Sporadic G-to-A hypermutation is readily detected in significant proportions of the integrated proviral DNA from patient samples. ^{89; 246; 247} Interestingly, such mutational loads could not be found in viral RNA from plasma samples of the same HIV-1 infected patients, indicating that the hypermutated proviruses do not generate progeny virions. These in vivo results are in agreement with our analysis in cell culture using HIV-1Δvif virus, which showed a gradient hypermutation from proviral DNA>cellular RNA>viral RNA. ²⁴⁸ This hypermutation gradient results from purifying selection acting at the level of transcription and expression of functional viral proteins, leading to the preferential packaging of mostly unmutated viral genomes into virions.

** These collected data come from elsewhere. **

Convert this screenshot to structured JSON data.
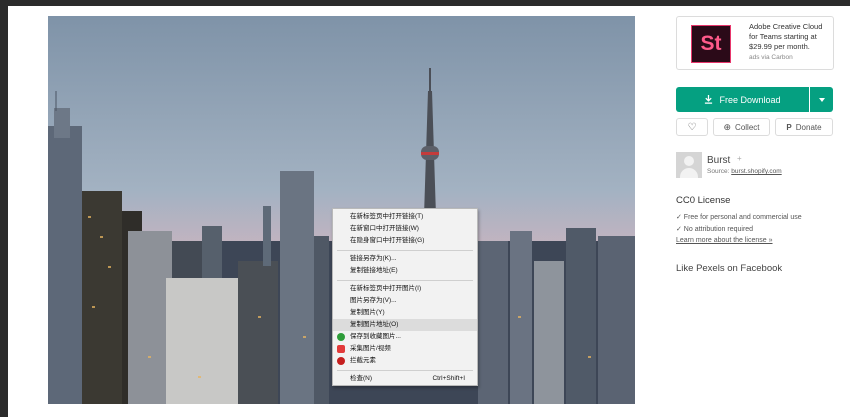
{
  "ad": {
    "logo_text": "St",
    "text": "Adobe Creative Cloud for Teams starting at $29.99 per month.",
    "via": "ads via Carbon"
  },
  "download": {
    "label": "Free Download"
  },
  "actions": {
    "collect": "Collect",
    "donate": "Donate"
  },
  "author": {
    "name": "Burst",
    "follow": "+",
    "source_label": "Source:",
    "source_link": "burst.shopify.com"
  },
  "license": {
    "title": "CC0 License",
    "items": [
      "✓ Free for personal and commercial use",
      "✓ No attribution required"
    ],
    "link": "Learn more about the license »"
  },
  "facebook": {
    "title": "Like Pexels on Facebook"
  },
  "context_menu": {
    "items": [
      {
        "label": "在新标签页中打开链接(T)"
      },
      {
        "label": "在新窗口中打开链接(W)"
      },
      {
        "label": "在隐身窗口中打开链接(G)"
      },
      {
        "label": "链接另存为(K)..."
      },
      {
        "label": "复制链接地址(E)"
      },
      {
        "label": "在新标签页中打开图片(I)"
      },
      {
        "label": "图片另存为(V)..."
      },
      {
        "label": "复制图片(Y)"
      },
      {
        "label": "复制图片地址(O)"
      },
      {
        "label": "保存到收藏图片..."
      },
      {
        "label": "采集图片/视频"
      },
      {
        "label": "拦截元素"
      },
      {
        "label": "检查(N)",
        "shortcut": "Ctrl+Shift+I"
      }
    ],
    "icon_colors": {
      "save": "#2e9d3a",
      "collect": "#e23a3a",
      "block": "#c51f1f"
    }
  }
}
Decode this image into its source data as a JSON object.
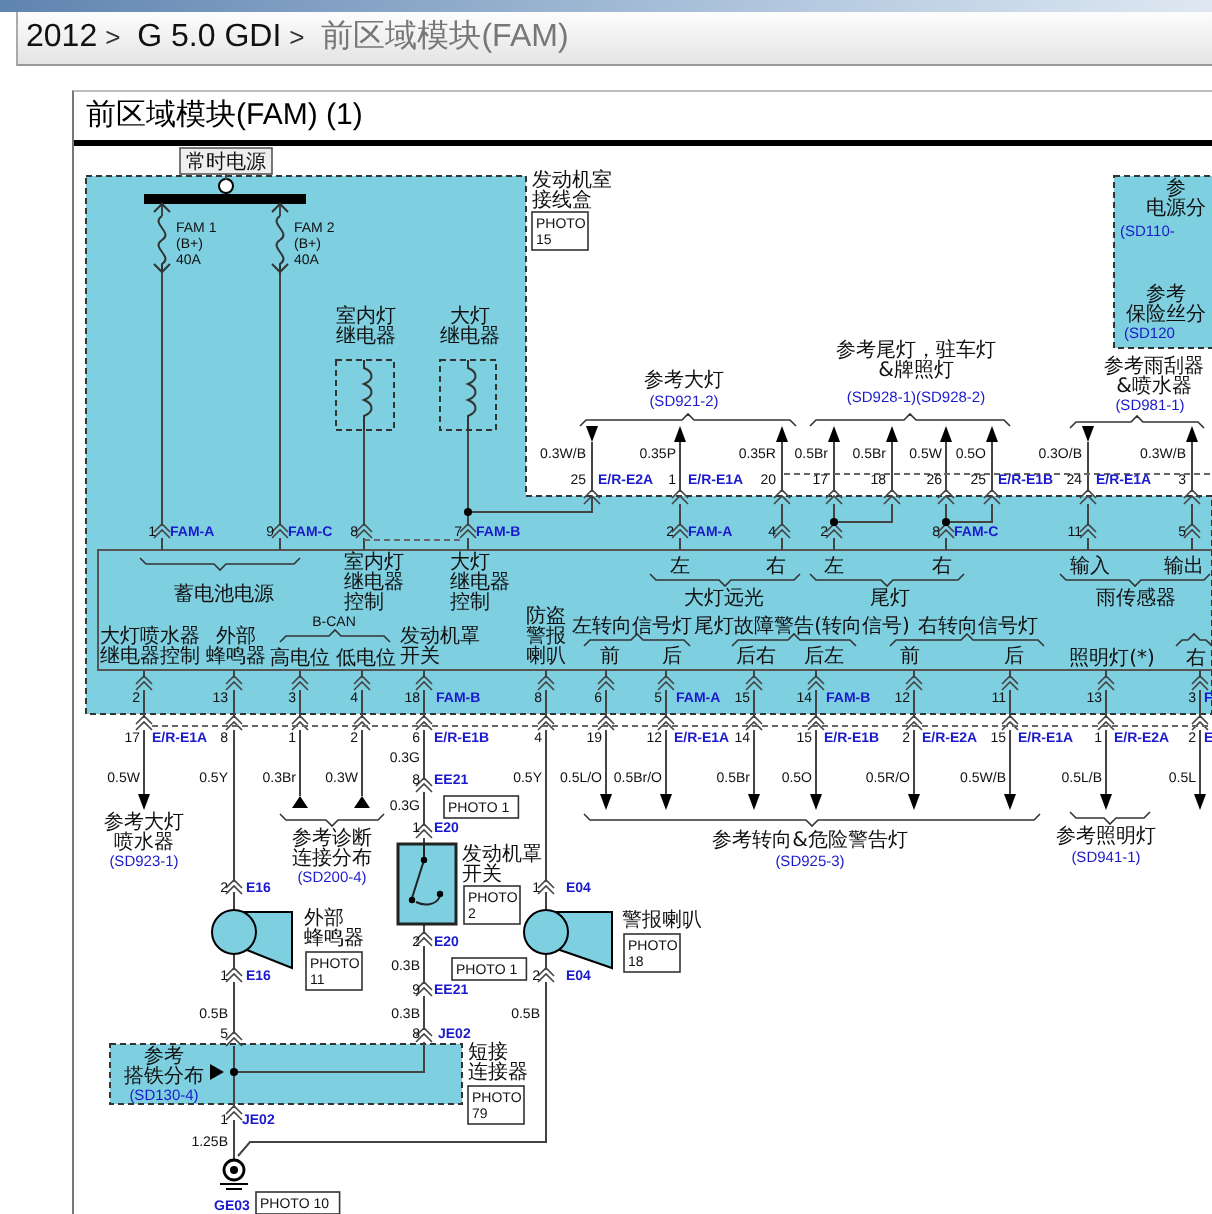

Genetic variation in A3G and vif

Single nucleotide polymorphisms (SNPs) in A3G can alter its antiviral activity and hence the rate of HIV-1 disease progression. An SNP in A3G (H186R) in exon 4, which is abundant in African Americans (37%) but rare in Caucasians, is strongly associated with a more rapid CD4⁺ T cell loss and accelerated disease progression (Table 2).^{249; 250} This mutation was also found at a similar frequency in ART-naïve African HIV-infected adults and was significantly associated with increased viral load and a rapid decline in CD4⁺ T-cell count. ²⁵¹ Singh et al. also identified another mutation in A3G (F119F), a synonymous genetic variant, which is associated with reduced rate of disease progression in HIV-1 infected children. ²⁴⁹ Although it is possible that this SNP may be in linkage disequilibrium with other as yet unidentified SNPs that alter the expression and/or function of A3G, the underlying mechanism is not completely understood. Other studies indicate that A3G- and A3F-induced hypermutation is associated with increased CD4⁺ T-cell count ²⁴⁶ and a reduction in viremia. ²⁵² However, some studies have not found a correlation between A3G and A3F mRNA levels or polymorphisms and viral load and/or CD4⁺ T-cell count (Table 2). ^{242; 251; 253; 254; 255}

Not surprisingly, the vif gene has high genetic variability ^{89; 256; 257; 258; 259} and subtype dependent amino acid substitutions ^{188; 260; 261} in patient samples with varying degrees of activity against A3 proteins. Interestingly, defective Vif alleles such as K22H that cannot efficiently neutralize A3G and A3F are readily detected in HIV-1 infected patients. ^{89; 259} Recently, a Vif mutant (I107T) was identified in one long-term nonprogressor African patient that failed to interact with A3G and induce A3G degradation.²⁵⁷ Given that I107 is in the ⁹⁶T(Q/D/E)X₅ADX₂(I/L)¹⁰⁷ motif of HIV-1 Vif that has been shown to be critical for Vif activity to induce A3G and A3F degradation as well as its interaction with CUL5, ²⁶² the I107T mutant likely attenuates viral infection and profoundly impacts disease progression. Overall, both host and viral genetic diversity play important roles in viral fitness and host innate immunity.

Summary

The main function of A3 proteins is to provide intrinsic immunity to the host by preventing the spread of foreign nucleic acids either through editing (G-to-A hypermutation in the retroviral DNA) and non-editing mechanisms (inhibition of reverse transcription and integration). The host innate immune response is a first line of defense against foreign invaders. A3G, A3F, A3H haplotypes II, V, and VII, (and possibly A3DE) are the main human A3 proteins that block HIV-1 infection. Understanding the interactions between A3 proteins and Vif could provide a unique opportunity to develop novel therapeutic strategies for HIV-1 infected patients.

Highlights.

• APOBEC3DE, APOBEC3F, APOBEC3G, and APOBEC3H haplotypes II, V, and VII inhibit HIV-1 replication.

• HIV-1 Vif protein antagonizes the antiviral activity of APOBEC3 proteins by targeting them for proteasomal degradation.

• Vif-APOBEC3 protein interactions provide a novel target for antiviral drug development.